Василиса звонила в эту ночь трижды, и Зенковичу было ее жаль, хотя он слышал, что она пьяная, и понимал, что она сидит где-то в компании, где, скорее всего, не ведут интеллектуальных споров, а делают что-нибудь более привычное и доступное.
Василиса безропотно звонила каждый вечер той недели и чувственным басом осведомлялась, можно ли ей приехать. В конце концов она вернулась на свои позиции и мирно проводила Зенковича в новую командировку. А по возвращении он нашел новые созвездия синяков на ее полных белых ногах.
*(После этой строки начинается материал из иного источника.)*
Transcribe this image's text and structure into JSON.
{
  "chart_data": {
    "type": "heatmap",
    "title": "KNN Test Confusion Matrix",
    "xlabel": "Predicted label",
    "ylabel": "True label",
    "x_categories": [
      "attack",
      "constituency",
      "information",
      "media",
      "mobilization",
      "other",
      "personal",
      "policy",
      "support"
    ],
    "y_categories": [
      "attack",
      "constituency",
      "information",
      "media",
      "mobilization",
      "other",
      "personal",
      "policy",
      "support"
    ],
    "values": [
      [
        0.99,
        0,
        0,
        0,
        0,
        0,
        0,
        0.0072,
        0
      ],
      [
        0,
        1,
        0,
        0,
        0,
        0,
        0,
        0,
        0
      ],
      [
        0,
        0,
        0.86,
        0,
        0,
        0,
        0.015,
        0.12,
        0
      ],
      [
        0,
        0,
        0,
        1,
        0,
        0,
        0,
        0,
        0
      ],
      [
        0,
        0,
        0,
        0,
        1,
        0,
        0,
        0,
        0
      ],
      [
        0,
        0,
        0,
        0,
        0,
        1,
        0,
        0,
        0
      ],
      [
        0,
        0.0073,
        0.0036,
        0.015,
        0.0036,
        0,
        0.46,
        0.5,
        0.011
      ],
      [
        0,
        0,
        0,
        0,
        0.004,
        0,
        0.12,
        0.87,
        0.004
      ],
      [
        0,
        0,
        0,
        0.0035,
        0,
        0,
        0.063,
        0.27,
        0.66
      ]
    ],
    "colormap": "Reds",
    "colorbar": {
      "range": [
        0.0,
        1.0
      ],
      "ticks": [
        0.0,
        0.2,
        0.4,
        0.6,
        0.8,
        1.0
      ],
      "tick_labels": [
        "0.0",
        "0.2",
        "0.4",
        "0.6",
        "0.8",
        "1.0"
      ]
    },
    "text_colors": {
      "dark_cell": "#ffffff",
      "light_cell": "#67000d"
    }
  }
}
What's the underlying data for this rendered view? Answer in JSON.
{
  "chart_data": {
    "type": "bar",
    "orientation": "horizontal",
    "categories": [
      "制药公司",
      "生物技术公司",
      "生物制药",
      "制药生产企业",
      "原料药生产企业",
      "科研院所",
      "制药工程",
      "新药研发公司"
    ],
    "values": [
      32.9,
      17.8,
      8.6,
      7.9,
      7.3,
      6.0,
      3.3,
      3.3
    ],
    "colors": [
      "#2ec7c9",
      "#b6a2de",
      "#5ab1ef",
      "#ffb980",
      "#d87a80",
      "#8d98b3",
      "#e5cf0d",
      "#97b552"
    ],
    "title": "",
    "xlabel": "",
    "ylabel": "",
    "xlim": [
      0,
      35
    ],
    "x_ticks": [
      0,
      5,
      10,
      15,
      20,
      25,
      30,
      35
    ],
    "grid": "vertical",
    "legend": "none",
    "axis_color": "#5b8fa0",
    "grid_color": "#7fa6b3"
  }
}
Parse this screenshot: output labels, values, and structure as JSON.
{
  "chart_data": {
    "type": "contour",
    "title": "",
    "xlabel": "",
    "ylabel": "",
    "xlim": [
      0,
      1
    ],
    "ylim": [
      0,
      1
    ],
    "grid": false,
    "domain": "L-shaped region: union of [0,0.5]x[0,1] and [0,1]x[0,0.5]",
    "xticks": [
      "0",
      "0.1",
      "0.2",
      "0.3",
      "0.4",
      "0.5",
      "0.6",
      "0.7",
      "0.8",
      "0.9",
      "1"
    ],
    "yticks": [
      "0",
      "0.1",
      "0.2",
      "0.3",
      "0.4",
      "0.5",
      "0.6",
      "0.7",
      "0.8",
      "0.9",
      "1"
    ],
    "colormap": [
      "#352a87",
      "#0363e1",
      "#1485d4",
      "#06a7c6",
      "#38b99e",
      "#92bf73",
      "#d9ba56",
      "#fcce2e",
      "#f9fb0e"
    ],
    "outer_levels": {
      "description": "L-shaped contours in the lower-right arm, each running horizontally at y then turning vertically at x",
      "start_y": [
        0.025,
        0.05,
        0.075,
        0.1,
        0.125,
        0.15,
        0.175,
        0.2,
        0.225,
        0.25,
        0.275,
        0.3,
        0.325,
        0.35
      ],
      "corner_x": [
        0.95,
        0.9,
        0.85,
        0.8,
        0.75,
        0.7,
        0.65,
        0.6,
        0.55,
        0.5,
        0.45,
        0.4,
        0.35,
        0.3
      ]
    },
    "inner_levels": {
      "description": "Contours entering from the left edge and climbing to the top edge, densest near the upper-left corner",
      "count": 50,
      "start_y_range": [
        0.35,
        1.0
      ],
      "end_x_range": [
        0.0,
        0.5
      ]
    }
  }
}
Впрочем, это было не главное: еще до этого, позвонив из аэропорта сыну, он услышал от бывшей жены, что по некоторым новым семейным обстоятельствам ему сейчас лучше было бы пореже встречаться с мальчиком… Дома он очистил переполненный почтовый ящик и увидел продолговатый, не наш конверт. На нем адрес, написанный по-русски детскими каракулями, и английскую марку. Это было письмо от Ивлин. В конверт была вложена и фотография. Ив стояла среди зелени в длинном белом платье, настолько странная, нереальная и несовместимая с пейзажем, что, будь это живописью, художник в случае коммерческой необходимости мог бы говорить о сюрреализме. Письмо было нежным и печальным, английский язык правильным, изысканным и литературным (Зенкович припомнил, что она год или два училась на филологическом у себя дома: вот она сидит, одинокая и прекрасная, в доме у друзей, которые сейчас в отъезде; пятиэтажный дом стоит в парке, в доме пусто, и Темза плещет внизу; если он позовет ее, она приедет, ей понравилась Россия, а его янтарные глаза так нежно мерцали в полумраке. Она помнит его сладкие речи, его предложение, его обещания… она решилась, пусть только он напишет…).
Василиса выпила стакан вина и терпеливо ждала, пока он перечитывал письмо. Она вымыла посуду, повозилась немного в ванной, перестирала грязные вещи из его рюкзака.
— Что нового? — спросил он рассеянно.
— Одна девочка из общежития украла женьшень. И тут же стала предлагать — кто купит? Такой шум.
— Ай-яй-яй, какая глупая девушка. — Он поцокал языком. — Откуда берутся такие? Еще что хорошего?
— Я буду играть Катерину. Мне все завидуют.